Un potier d’étain qui s’appelait Pollard et un charcutier nommé Gilbert présentaient quinze cents bouchers et charcutiers de la ville et des faubourgs.

Maître Nicolas Poulain, l’ami de Chicot, offrait tout et tout le monde.

Quand le duc, bien claquemuré dans une chambre sûre eut entendu ces révélations et ces offres :

— J’admire la force de la Ligue, dit-il, mais le but qu’elle vient sans doute me proposer, je ne le vois pas.

Maître Lachapelle-Marteau s’apprêta aussitôt à faire un discours en trois points ; il était fort prolixe, la chose était connue. Mayenne frissonna.

— Faisons vite, dit-il.

Bussy-Leclerc coupa la parole à Marteau.

— Voici, dit-il. Nous avons soif d’un changement ; nous sommes les plus forts, et nous voulons en conséquence ce changement : c’est court, clair et précis.

— Mais, demanda Mayenne, comment opérerez-vous pour arriver à ce changement ?

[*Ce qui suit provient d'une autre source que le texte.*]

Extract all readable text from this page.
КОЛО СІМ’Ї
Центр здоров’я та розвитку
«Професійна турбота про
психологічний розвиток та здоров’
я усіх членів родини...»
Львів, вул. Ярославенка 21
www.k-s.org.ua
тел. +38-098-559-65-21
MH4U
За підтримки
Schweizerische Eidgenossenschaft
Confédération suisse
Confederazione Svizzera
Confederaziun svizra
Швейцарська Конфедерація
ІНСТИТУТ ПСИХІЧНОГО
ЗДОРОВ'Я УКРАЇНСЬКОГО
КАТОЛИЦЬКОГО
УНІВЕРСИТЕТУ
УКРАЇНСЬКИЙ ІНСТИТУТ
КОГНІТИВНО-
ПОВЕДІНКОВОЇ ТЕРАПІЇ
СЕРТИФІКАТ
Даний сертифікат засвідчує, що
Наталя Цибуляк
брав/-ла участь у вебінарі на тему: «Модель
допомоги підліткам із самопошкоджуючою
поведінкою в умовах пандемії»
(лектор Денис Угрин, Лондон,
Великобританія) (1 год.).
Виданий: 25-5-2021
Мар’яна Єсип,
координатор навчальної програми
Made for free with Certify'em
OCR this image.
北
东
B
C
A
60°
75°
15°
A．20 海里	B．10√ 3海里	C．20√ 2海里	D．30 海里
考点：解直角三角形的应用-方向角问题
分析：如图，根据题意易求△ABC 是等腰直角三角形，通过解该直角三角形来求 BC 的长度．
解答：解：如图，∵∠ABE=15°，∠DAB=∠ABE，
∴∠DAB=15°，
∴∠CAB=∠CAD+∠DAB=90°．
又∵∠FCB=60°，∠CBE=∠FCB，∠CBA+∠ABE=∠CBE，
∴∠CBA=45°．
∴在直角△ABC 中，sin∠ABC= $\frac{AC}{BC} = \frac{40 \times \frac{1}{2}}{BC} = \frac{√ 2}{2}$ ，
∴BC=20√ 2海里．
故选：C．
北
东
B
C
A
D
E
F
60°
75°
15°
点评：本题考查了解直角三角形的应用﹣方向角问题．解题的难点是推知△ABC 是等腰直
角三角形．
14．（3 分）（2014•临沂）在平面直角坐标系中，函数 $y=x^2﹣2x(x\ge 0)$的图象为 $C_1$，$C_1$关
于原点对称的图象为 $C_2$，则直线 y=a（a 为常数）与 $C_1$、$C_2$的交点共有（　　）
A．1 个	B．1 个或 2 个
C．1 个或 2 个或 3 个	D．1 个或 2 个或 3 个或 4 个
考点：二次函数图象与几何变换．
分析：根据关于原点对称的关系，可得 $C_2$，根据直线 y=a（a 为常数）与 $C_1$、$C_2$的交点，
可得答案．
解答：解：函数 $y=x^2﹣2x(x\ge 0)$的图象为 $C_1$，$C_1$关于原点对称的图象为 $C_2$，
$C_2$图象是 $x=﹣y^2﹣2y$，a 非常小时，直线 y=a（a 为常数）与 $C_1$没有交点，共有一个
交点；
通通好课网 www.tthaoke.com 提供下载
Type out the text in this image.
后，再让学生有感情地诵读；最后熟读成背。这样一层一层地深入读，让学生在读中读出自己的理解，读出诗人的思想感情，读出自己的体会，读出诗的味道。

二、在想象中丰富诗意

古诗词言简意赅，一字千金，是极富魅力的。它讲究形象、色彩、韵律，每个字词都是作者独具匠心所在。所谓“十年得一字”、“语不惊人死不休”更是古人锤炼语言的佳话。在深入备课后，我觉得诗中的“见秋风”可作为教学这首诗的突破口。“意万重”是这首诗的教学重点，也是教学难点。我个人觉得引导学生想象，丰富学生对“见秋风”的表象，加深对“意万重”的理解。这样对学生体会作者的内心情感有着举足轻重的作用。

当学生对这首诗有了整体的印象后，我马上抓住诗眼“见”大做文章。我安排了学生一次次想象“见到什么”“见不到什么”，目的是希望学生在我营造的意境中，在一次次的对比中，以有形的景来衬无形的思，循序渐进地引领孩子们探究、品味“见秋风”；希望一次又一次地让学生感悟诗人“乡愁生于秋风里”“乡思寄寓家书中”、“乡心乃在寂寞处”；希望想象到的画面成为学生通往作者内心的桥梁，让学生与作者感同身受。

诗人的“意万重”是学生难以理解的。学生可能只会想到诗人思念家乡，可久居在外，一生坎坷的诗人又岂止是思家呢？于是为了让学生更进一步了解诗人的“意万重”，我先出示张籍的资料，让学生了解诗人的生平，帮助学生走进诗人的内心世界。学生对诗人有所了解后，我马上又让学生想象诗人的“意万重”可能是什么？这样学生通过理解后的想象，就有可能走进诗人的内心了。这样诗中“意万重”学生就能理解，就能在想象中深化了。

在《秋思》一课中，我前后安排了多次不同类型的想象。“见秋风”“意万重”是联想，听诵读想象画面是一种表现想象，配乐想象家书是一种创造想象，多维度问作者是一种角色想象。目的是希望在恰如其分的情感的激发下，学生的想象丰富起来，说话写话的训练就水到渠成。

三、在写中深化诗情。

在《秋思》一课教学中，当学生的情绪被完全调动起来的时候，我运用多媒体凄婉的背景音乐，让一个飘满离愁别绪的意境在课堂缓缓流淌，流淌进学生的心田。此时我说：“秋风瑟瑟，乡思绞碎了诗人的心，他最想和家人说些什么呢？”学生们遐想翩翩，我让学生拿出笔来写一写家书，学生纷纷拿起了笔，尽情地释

— Il me semble, dit Bussy-Leclerc avec cette franchise de parole qui chez un homme de si basse condition que lui pouvait passer pour de l’audace, il me semble que l’idée de l’Union venant de nos chefs, c’était à nos chefs et non à nous d’indiquer le but.

— Messieurs, répliqua Mayenne, vous avez parfaitement raison : le but doit être indiqué par ceux qui ont l’honneur d’être vos chefs ; mais c’est ici le cas de vous répéter que le général doit être le juge du moment de livrer la bataille, et qu’il a beau voir ses troupes rangées, armées et animées, il ne donne le signal de la charge que lorsqu’il croit devoir le faire.

— Mais enfin, Monseigneur, reprit Crucé, la Ligue est pressée, nous avons déjà eu l’honneur de vous le dire.